Sunday, December 20, 2020

Some days the assholes win

 Happy Holidays!

I hope you are all well, safe, and content.

King and I spent last week helping our daughter with her sons as she shifted into high gear to get her real estate sales going. She has been in a holding pattern for several months waiting for some additional help. I’m happy to report she finished the year strong. Let us hope it will continue.

While we were there we enjoyed all the traditional preparations for the holiday – we baked cookies, made cookies for Santa, baked other holiday goodies and made secret packages for Christmas morning. The boys are not very good at keeping secrets, so our daughter already knows, but it was the thought that counts.

We also spent hours on their balcony looking for Hippogriffs. Hippogriffs, for the uninformed, are mythical creatures from the Harry Potter series. We have quite a list of rules and guidelines for searching for them.

This week the boys are with their father and King and I have retreated to our trailer. The campground is sparsely populated and those of us who are here have decorated our travel trailers with holiday cheer and hunkered down in our quiet solitude. No one interacts (pandemic guidelines) other than to wave hello when going for walks. It’s been years since King and I were social creatures so this is our normal.

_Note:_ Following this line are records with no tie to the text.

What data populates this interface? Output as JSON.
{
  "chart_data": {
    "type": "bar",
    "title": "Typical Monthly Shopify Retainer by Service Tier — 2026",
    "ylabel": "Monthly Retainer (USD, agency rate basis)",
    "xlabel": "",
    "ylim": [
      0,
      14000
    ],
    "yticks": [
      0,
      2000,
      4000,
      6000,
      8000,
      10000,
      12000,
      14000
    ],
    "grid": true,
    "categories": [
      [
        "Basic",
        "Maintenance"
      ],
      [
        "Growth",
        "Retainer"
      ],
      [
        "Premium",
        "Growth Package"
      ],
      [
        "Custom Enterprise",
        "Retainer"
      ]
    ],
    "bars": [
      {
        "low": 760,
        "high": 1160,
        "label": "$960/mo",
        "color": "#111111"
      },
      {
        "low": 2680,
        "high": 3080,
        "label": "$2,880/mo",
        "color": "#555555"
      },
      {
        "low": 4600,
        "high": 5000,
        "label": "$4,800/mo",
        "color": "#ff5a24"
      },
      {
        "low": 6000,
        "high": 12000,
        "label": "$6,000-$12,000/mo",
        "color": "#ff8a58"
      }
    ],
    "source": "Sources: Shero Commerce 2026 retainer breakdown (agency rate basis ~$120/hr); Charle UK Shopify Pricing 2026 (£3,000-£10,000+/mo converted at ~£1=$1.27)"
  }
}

At one time in our marriage we were quite social. Most of that ended with his tenure as a middle school principal in a small town in southwest Michigan. One can say small towns are friendly – but they are not – at least not to strangers who try to fit in. It took us less than a year to figure out we would never be accepted and the locals would never consider us one of “their own.” In fact, it was so bad, that when we moved to another community, part of King’s yearly job review included becoming active in the community. King said he would forgo any raises if it meant trying to fit in with people who would never accept outsiders.

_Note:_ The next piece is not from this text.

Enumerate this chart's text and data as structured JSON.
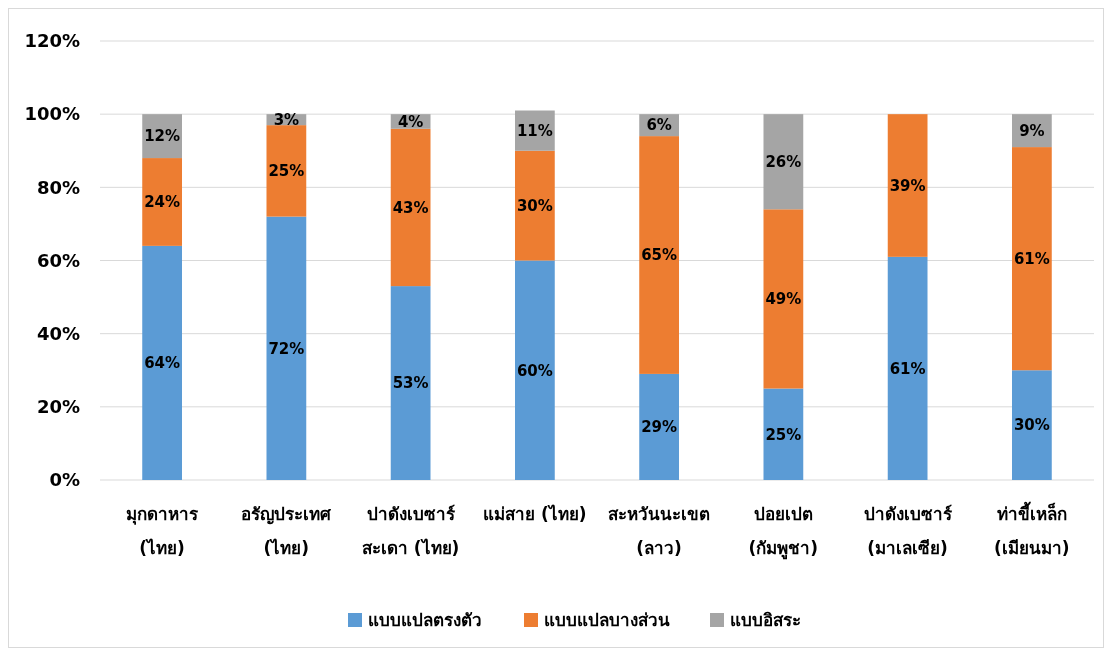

For those of you who still live in small towns, I would suggest you greet the stranger in your church. I would suggest you invite your new neighbor over for coffee. I would recommend you do not exclude someone because you have decided they might feel uncomfortable with a group of people they do not know. Because guess what? They probably will never get to know others unless they are invited. Don’t just give lip service to acting kind. Be kind.

I started writing today with the intention of writing about Christmas traditions when I was a child. They are good memories. They were happy times. My parents moved to my hometown several years before I was born. I’m happy they were accepted into the community. Without that acceptance I have no doubt my childhood memories would be quite different. And therein lays the rub. I had eagerly anticipated moving to a small community again. I was bitterly disappointed.

Some days the assholes win … and they don’t even know it.